I've written a couple of ebuilds for the FuzzyOcr SpamAssassin plugin (and dependency) which assigns scores based on matching spam terms in attached images. The ebuilds can be found in my devspace: http://dev.gentoo.org/~tomk/tmp/spamassassin-fuzzyocr-2.3b.ebuild http://dev.gentoo.org/~tomk/tmp/String-Approx-3.26.ebuild The String::Approx module is the only dependency which isn't already in the tree. I'm going for dev-perl for String-Approx and mail-filter for spamassassin-fuzzyocr. I'll be maintaining both packages but wanted to get the OK from you guys before adding them to the tree. The plugin seems to work well, since installing it earlier today I haven't had any of those image spam messages getting through (this kind of spam is the one that gets past the filters the most). Comments, questions, flames, etc. welcome :)
(In reply to comment #0) > Comments, questions, flames, etc. welcome :) I forgot to note that the URL for FuzzyOcr is being changed. The new site will be at http://fuzzyocr.own-hero.net/ . It is already up but needs more work in the wiki etc. But this is also the place for SVN etc. I will do more work as soon as I have my workstation back :) Best regards, Chris >
Sorry to bother you, but how is it with the patches that are needed for the other programs? They are mentioned in the docs of fuzzyocr? As an example I think this bug should depend on bug #145939 as it looks that the needed patch for giflib is attached there. The other patch is for gocr (http://users.own-hero.net/~decoder/fuzzyocr/gocr-segfault.patch) I am not sure if it is really needed, or if the bug is fixed in the newer version (which is at the moment not in portage #145624 )

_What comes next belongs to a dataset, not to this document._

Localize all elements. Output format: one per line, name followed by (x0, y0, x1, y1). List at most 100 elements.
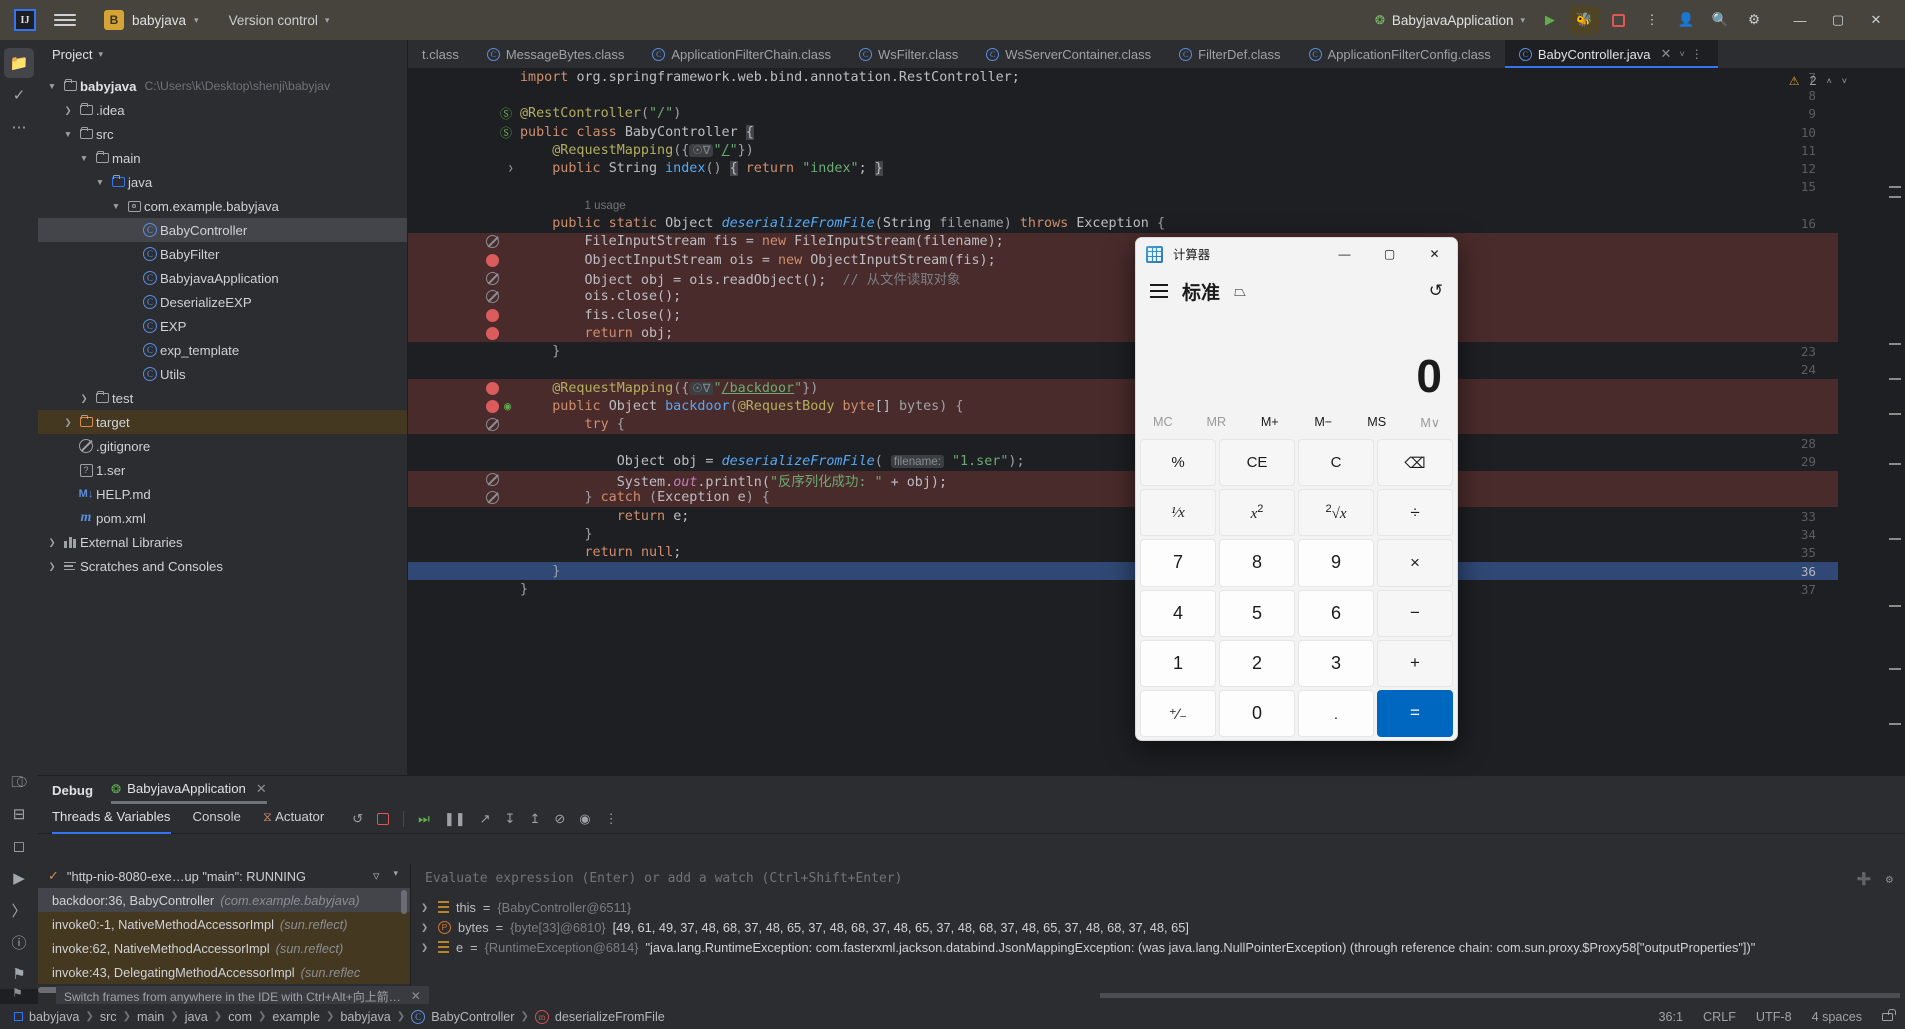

(In reply to comment #2) > Sorry to bother you, but how is it with the patches that are needed for the > other programs? They are mentioned in the docs of fuzzyocr? > So far it's been working fine without needing the patches, I'll have to test it out with images which cause the segfaults and see if they are needed. If so then we'll either have to get the patches applied upsteam (preferable) or in the ebuilds for those two packages.
(In reply to comment #3) > (In reply to comment #2) > > Sorry to bother you, but how is it with the patches that are needed for the > > other programs? They are mentioned in the docs of fuzzyocr? > > > > So far it's been working fine without needing the patches, I'll have to test it > out with images which cause the segfaults and see if they are needed. > > If so then we'll either have to get the patches applied upsteam (preferable) or > in the ebuilds for those two packages. Using gocr 0.40 and the most current giflib, you get segfaults from both giftext and gocr, when images are meet special requirements. I think I can supply some image examples which cause this. As far as I know, both bugs have not been fixed so far. Best regards, Chris >
*** Bug 154938 has been marked as a duplicate of this bug. ***
I'm using SA 3.1.3 because my systems use the "stable" tree. I need to use a recent version of FuzzyOcr (a SA plugin) which requires at least 3.1.4. Unfortunately, there are too many reports of problems with SA versions previous to 3.1.7, so the best thing would be to use 3.1.7. I would like to push the inclusion of SA 3.1.7 in the portage tree. Thanks.
Ah, what a Genius! I missed the right bug... Sorry
Since we would've tried to take care of it anyway, String-Approx has been under dev-perl. Also, somehow I missed/didn't receive the announce on the SA bump - bumped it this weekend.
well it segfault sometime.. lets say in 10%... but otherwise its ok. Patches are realy needed, shall i open request for them ?
(In reply to comment #9) > well it segfault sometime.. lets say in 10%... but otherwise its ok. > > Patches are realy needed, shall i open request for them ? > I've been working with upstream and there's a new version that's been released and he's supplied me with images which will cause the segfaults. I should get time to look at these issues some time this week, so I'll speak to the relevant maintainers and get it sorted.
I've just added the 2.3b ebuild to the tree it should be available on the mirrors in the next 30-60 mins. I've added a warning about the segfaults with links to the relevant bugs. I'll get working on the 3.4.2 ebuild soon.